Ce ne serait donc pas le passage sur les
plateformes qui va « tuer le cinéma », selon les mots de Denis
Villeneuve, mais la confiscation d’œuvres de création. Le cinéaste québécois
est très remonté : en contrat avec Warner Bros pour son remake de Dune, il
a appris que le studio le diffuserait (avec 16 autres films en 2021)
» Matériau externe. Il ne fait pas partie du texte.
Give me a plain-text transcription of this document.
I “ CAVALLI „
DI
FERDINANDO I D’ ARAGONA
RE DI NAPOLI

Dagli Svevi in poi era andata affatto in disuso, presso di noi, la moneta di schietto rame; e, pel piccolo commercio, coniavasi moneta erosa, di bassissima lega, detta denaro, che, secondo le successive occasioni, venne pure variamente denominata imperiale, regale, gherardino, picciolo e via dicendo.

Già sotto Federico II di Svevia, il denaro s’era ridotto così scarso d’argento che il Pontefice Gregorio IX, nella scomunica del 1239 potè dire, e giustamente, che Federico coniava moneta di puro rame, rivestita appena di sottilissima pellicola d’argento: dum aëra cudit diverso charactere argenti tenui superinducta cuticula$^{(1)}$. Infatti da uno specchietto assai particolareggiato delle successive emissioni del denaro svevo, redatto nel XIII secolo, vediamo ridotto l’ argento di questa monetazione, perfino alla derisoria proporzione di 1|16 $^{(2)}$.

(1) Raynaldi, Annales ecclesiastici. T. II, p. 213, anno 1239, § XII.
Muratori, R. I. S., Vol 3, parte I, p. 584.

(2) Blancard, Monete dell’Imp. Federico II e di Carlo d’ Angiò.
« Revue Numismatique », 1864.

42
simultanément en salles et sur la plateforme HBO Max, au mépris du contrat
signé qui assurait un passage en priorité dans les cinémas. Il ne s’agirait que
d’une banale opération financière pour AT&T, le groupe de
télécommunications (en déficit de plus de 150 milliards de dollars) qui a
racheté WarnerMedia en 2016, et n’a « absolument aucun amour pour le
cinéma, ni pour le public », estime-t-il dans une tribune publiée dans
le magazine américain Variety. Il a reçu le soutien de
réalisateurs « maison », comme Christopher Nolan, qui envisage de quitter le
studio avec lequel il travaille depuis 2002, et de la société de production
Legendary (détentrice des droits cinéma de DC Comics), partenaire régulier de
Warner, ce qui pourrait être de nature à les faire fléchir – un peu. Pour
autant, Villeneuve, comme certains de ses cousins français, assure que « les
services de streaming sont un ajout positif et puissant à l’écosystème du
cinéma et de la télévision ». Mais, ajoute-t-il, « le
streaming seul ne peut pas soutenir l’industrie cinématographique telle que
nous la connaissions avant le Covid-19 »… Comme lui, des centaines de
créateurs, scénaristes, réalisateurs, musiciens, mais aussi acteurs et
techniciens sont coincés entre l’amour de leur métier et la nécessité d’en
vivre.
(1) Ce sont les plateformes elles-mêmes
qui annoncent leurs chiffres d’audience, sans vérification indépendante.
(2) Les Deux Oncles.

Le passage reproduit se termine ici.